Geely's prototyping division director, Wei Xiaobo, says the company has brought 22 new models to the Shanghai Auto Show, more than any other company. Louisa Lim/NPR hide caption

itoggle caption Louisa Lim/NPR
Geely's prototyping division director, Wei Xiaobo.

Geely's prototyping division director, Wei Xiaobo, says the company has brought 22 new models to the Shanghai Auto Show, more than any other company.

Louisa Lim/NPR
Chinese battery-maker BYD showcases its new electric plug-in model. i

Chinese battery-maker BYD, which began making cars six years ago, showcases its new electric plug-in model. BYD aims to be the world's top automaker by 2025. Louisa Lim/NPR hide caption

itoggle caption Louisa Lim/NPR
Chinese battery-maker BYD showcases its new electric plug-in model.

Chinese battery-maker BYD, which began making cars six years ago, showcases its new electric plug-in model. BYD aims to be the world's top automaker by 2025.

Louisa Lim/NPR

At Shanghai's auto show, it's hard to imagine that the industry was in trouble. Celebration is in the air as girls in sequined hot pants twirl around gleaming cars.

For the past three months, China has sold more cars than the U.S., becoming the world's top car market. Driven by an auto stimulus package, March car sales in China hit a record, up 5 percent from a year ago. That's slower than the double-digit growth of the past but compares favorably with the U.S., where March car sales plummeted 34 percent.

"The world is moving, and the markets are moving," said Porsche Executive Vice President Wolfgang Durheimer, explaining why the company launched its first four-door model, the Panamera, in Shanghai rather than Detroit or Tokyo.

"China is a booming market for Porsche, and for this reason we decided to launch a new model line in a new environment, and that's why we are here in Shanghai," he said.

Porsche's sales in China were up 145 percent in the past fiscal year. In the high luxury market, others are reporting such trends. Bentley's Mike Hawes said, "Globally our sales were down 24 percent, which is fairly typical of the high luxury sector market. But in China, we were up 50 percent."

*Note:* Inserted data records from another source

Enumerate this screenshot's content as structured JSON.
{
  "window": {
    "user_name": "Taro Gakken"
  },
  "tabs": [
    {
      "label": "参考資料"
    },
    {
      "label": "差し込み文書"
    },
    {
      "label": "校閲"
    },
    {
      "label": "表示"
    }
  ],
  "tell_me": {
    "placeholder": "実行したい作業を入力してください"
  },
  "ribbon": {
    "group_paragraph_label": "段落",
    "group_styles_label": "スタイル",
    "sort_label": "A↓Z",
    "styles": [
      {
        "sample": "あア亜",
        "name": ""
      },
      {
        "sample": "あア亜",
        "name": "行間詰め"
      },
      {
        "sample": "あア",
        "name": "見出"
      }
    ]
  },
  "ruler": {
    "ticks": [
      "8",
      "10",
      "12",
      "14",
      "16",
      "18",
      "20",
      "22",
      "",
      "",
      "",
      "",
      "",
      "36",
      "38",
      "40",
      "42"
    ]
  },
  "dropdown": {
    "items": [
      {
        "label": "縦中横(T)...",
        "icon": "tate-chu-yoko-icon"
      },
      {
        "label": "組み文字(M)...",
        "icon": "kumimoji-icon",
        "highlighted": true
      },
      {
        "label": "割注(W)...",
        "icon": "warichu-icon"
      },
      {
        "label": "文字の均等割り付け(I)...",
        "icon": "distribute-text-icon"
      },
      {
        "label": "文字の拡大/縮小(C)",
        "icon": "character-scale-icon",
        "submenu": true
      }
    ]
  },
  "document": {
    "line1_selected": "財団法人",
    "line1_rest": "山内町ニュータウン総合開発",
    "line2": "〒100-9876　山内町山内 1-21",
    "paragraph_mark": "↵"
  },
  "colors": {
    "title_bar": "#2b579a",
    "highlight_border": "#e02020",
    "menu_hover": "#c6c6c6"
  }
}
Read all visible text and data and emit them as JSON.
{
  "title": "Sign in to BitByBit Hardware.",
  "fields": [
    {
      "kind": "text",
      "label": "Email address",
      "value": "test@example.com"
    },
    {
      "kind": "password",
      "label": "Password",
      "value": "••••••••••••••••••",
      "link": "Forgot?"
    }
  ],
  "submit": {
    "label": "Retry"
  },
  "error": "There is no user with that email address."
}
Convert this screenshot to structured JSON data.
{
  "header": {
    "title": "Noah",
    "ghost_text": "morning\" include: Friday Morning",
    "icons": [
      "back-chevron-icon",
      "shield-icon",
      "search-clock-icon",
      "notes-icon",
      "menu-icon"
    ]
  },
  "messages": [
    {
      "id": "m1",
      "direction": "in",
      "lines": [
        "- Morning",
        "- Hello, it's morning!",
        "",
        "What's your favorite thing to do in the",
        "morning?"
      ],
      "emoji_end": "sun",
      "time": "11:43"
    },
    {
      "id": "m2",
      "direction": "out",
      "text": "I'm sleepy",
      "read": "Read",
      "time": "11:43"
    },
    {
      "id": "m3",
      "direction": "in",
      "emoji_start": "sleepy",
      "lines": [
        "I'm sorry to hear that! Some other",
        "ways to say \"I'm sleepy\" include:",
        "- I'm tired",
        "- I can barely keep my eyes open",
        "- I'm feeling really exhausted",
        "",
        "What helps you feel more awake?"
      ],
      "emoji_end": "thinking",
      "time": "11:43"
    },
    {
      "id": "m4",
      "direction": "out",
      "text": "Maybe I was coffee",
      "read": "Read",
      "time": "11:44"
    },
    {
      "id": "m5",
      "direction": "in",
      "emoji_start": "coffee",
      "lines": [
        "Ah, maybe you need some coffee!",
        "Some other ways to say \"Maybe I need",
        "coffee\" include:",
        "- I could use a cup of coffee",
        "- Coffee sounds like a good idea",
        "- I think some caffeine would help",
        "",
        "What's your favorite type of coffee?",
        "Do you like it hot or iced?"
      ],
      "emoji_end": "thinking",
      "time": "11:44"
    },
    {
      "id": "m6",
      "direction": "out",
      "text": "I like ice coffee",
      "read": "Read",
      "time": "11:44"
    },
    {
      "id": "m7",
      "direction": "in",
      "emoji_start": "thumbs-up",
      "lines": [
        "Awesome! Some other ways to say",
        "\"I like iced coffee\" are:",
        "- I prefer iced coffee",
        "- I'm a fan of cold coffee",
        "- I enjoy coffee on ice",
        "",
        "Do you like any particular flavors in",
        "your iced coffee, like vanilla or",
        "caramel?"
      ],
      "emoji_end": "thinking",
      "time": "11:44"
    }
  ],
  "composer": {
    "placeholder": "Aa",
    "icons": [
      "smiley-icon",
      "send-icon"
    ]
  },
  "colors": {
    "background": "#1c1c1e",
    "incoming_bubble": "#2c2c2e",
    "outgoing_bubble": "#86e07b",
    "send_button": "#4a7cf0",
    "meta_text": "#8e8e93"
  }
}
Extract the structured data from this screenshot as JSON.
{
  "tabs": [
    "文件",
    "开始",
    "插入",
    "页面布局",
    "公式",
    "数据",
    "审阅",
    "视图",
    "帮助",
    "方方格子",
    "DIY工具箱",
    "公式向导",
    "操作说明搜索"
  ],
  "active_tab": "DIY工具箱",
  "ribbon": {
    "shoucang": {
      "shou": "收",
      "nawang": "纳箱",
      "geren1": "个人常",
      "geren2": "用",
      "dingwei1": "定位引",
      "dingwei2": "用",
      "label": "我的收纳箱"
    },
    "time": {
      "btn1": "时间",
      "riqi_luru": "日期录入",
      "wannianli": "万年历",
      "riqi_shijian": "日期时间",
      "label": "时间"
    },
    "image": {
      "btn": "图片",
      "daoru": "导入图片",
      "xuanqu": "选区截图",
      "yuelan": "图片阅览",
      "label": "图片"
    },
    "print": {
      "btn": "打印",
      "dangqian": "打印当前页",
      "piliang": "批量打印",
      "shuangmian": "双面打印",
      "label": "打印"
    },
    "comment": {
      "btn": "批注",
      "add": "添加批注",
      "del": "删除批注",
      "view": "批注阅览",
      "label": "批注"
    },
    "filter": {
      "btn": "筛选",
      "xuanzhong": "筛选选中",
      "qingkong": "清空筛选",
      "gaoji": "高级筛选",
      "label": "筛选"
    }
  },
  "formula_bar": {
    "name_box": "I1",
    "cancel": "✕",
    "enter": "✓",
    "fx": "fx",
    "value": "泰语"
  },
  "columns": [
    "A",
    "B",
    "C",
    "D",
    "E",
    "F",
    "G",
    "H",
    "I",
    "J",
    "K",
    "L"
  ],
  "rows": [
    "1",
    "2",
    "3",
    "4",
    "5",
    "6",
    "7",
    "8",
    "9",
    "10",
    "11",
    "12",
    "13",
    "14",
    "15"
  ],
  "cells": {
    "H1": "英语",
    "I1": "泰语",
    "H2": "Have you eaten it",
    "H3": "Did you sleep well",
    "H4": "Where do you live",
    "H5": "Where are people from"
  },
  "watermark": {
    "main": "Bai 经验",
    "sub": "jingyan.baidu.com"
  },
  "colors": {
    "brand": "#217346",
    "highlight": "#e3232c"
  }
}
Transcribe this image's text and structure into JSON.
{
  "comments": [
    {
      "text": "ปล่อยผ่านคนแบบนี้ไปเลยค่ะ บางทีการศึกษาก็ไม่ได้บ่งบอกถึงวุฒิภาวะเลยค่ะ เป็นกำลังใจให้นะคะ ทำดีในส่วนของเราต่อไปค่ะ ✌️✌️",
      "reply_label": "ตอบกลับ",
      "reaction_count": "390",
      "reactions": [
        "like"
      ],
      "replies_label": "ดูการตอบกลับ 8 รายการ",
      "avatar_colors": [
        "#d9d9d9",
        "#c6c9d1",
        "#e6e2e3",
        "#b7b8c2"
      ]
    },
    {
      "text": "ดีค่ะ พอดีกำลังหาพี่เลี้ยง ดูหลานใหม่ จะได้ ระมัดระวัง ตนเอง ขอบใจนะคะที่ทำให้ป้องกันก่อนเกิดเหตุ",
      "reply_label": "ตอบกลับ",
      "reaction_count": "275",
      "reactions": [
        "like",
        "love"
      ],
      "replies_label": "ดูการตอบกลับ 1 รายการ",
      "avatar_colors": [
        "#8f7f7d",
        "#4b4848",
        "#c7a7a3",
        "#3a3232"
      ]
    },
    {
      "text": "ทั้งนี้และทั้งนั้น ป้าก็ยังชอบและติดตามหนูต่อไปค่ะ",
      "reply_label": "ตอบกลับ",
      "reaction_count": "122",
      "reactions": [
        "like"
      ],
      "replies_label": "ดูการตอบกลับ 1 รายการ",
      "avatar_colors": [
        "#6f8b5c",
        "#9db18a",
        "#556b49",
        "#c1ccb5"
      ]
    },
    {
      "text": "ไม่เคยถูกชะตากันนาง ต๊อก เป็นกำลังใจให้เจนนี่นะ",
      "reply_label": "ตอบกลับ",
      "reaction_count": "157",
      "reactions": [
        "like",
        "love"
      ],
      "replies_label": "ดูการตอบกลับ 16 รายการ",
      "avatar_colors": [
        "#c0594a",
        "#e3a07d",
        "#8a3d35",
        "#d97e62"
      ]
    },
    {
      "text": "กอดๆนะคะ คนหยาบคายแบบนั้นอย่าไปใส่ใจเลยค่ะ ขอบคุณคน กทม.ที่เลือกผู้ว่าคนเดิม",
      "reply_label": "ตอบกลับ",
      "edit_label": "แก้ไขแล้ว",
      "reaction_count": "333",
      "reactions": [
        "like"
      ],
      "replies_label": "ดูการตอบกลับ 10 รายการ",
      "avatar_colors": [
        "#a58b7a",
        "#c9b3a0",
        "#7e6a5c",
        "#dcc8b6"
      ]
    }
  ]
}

But at the other end of the market, domestic companies are proving tough competition on price. Surveys show 80 percent of purchases are made by first-time car buyers, and their first priority is cost.

"There's different expectation on price and product," said Nigel Harris, Ford's vice president of marketing and sales in China. "You get first-time buyers who are coming off motorcycles and bicycles, so the first vehicle they can afford is a little bit less than what you can buy a Ford for."

Michael Dunne, managing director of the China operations of JD Power & Associates, said Chinese automakers have upped their game dramatically when it comes to appearances. "Today you have to look hard, and second and third looks to realize: Oh, that's a Chinese brand right next to Porsche, Mercedes and Toyota," he said.

One domestic automaker drawing crowds is Geely, which unveiled 22 new models at Shanghai. The crowd pleaser is its concept car, the Ig. This space-age microcar has one Batmobile-like door that opens vertically; it's an electric car with solar panels to charge the storage battery; it has a single seat in the front, and despite the cutting-edge technology, it's all about price.

"This car can either be a left-hand drive or a right-hand drive," said protyping division director Wei Xianbo. "The single door keeps the cost down. It should cost $3,000 to $4,000. It will be our cheapest car. It will go on sale in two or three years."

Another attention-grabber is BYD's electric car, the world's first mass-market plug-in. Warren Buffett owns 10 percent of this company, which has only been making cards for six years. Spokesman Paul Lin said, "Our midterm target is 2015 to become No. 1 in China market. In 2025, become No. 1 in the world. Our nuclear weapon is our new energy car."

The Chinese government is throwing its weight behind alternative-energy cars. The official government target is that Chinese companies will produce 500,000 hybrid or electric cars by the end of 2011.

As Detroit flounders, Beijing looks to the future.